第一話 愛の言葉
「アシェン様! 今日の私も、世界で一番アシェン様を愛しています!」
私は王城の廊下で、銀色の髪を風になびかせながら歩く背中に向かって、高らかに叫んだ。彼は一瞬だけ足を止め、振り返る。深い青の瞳が、僅かに私を捉えた。
「……君はいつも、暇なのか?」
いつもの、氷のように冷たい声。そして、眉一つ動かさない表情。
ああ、これだ。このそっけない反応が、私の心を最高に満たしてくれる。
「ええ。少しの暇があれば、貴方様に愛を伝えたいのです!」
にこりと心からの笑みを浮かべて返すと、彼はふと、小さなため息をこぼした。
「好きにしろ。だが、執務の邪魔だけはするな」
それだけ言うと、アシェン様はくるりと背を向け、迷いなく歩き去って行った。その颯爽とした姿は、まさにこの国の英雄、第一騎士団長の風格に満ちている。

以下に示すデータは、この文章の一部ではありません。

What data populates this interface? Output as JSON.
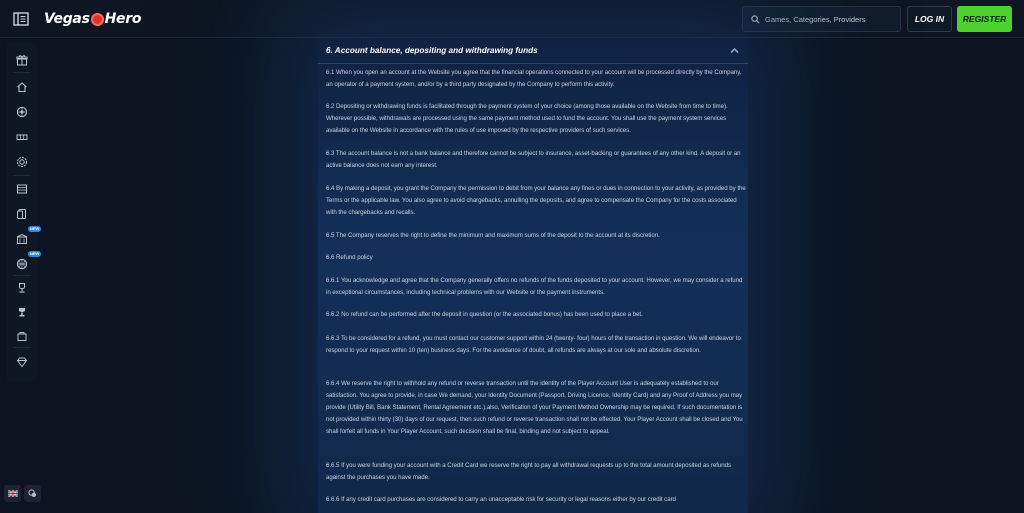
{
  "header": {
    "logo_part1": "Vegas",
    "logo_part2": "Hero",
    "search_placeholder": "Games, Categories, Providers",
    "login_label": "LOG IN",
    "register_label": "REGISTER",
    "colors": {
      "register_bg": "#4cd12f",
      "logo_chip": "#e0322c"
    }
  },
  "sidebar": {
    "items": [
      {
        "icon": "gift-icon"
      },
      {
        "icon": "home-icon"
      },
      {
        "icon": "roulette-icon"
      },
      {
        "icon": "slots-icon"
      },
      {
        "icon": "live-casino-icon"
      },
      {
        "icon": "table-games-icon"
      },
      {
        "icon": "cards-icon"
      },
      {
        "icon": "casino-building-icon",
        "badge": "NEW"
      },
      {
        "icon": "sports-ball-icon",
        "badge": "NEW"
      },
      {
        "icon": "trophy-icon"
      },
      {
        "icon": "tournament-cup-icon"
      },
      {
        "icon": "shop-icon"
      },
      {
        "icon": "diamond-icon"
      }
    ],
    "bottom": {
      "language_icon": "uk-flag-icon",
      "support_icon": "chat-icon"
    }
  },
  "section": {
    "title": "6.    Account balance, depositing and withdrawing funds",
    "paragraphs": [
      "6.1 When you open an account at the Website you agree that the financial operations connected to your account will be processed directly by the Company, an operator of a payment system, and/or by a third party designated by the Company to perform this activity.",
      "6.2 Depositing or withdrawing funds is facilitated through the payment system of your choice (among those available on the Website from time to time). Wherever possible, withdrawals are processed using the same payment method used to fund the account. You shall use the payment system services available on the Website in accordance with the rules of use imposed by the respective providers of such services.",
      "6.3 The account balance is not a bank balance and therefore cannot be subject to insurance, asset-backing or guarantees of any other kind. A deposit or an active balance does not earn any interest.",
      "6.4 By making a deposit, you grant the Company the permission to debit from your balance any fines or dues in connection to your activity, as provided by the Terms or the applicable law. You also agree to avoid chargebacks, annulling the deposits, and agree to compensate the Company for the costs associated with the chargebacks and recalls.",
      "6.5 The Company reserves the right to define the minimum and maximum sums of the deposit to the account at its discretion.",
      "6.6 Refund policy",
      "6.6.1 You acknowledge and agree that the Company generally offers no refunds of the funds deposited to your account. However, we may consider a refund in exceptional circumstances, including technical problems with our Website or the payment instruments.",
      "6.6.2 No refund can be performed after the deposit in question (or the associated bonus) has been used to place a bet.",
      "6.6.3 To be considered for a refund, you must contact our customer support within 24 (twenty- four) hours of the transaction in question. We will endeavor to respond to your request within 10 (ten) business days. For the avoidance of doubt, all refunds are always at our sole and absolute discretion.",
      "6.6.4 We reserve the right to withhold any refund or reverse transaction until the identity of the Player Account User is adequately established to our satisfaction. You agree to provide, in case We demand, your Identity Document (Passport, Driving Licence, Identity Card) and any Proof of Address you may provide (Utility Bill, Bank Statement, Rental Agreement etc.),also, Verification of your Payment Method Ownership may be required. If such documentation is not provided within thirty (30) days of our request, then such refund or reverse transaction shall not be effected. Your Player Account shall be closed and You shall forfeit all funds in Your Player Account, such decision shall be final, binding and not subject to appeal.",
      "6.6.5 If you were funding your account with a Credit Card we reserve the right to pay all withdrawal requests up to the total amount deposited as refunds against the purchases you have made.",
      "6.6.6 If any credit card purchases are considered to carry an unacceptable risk for security or legal reasons either by our credit card"
    ]
  }
}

彼の背中が見えなくなるまで見送ってから、私はふふっと小さく笑った。最高だ。本当に最高。
私はルーナ・エクール。王城の図書室で書物の整理をしている、取るに足らない存在だ。そんな私は、この国の英雄であるアシェン様に毎日毎日、欠かさず愛を告白している。傍から見れば、ただの奇行だろう。
アシェン様の周りにいる騎士たちも、最初はぎょっとした顔で私を見ていた。が、最近では「また始まったな」とばかりに、生暖かい視線を向けるだけになった。アシェン様が私を相手にしないと分かると、彼らも私を放っておくようになったのだ。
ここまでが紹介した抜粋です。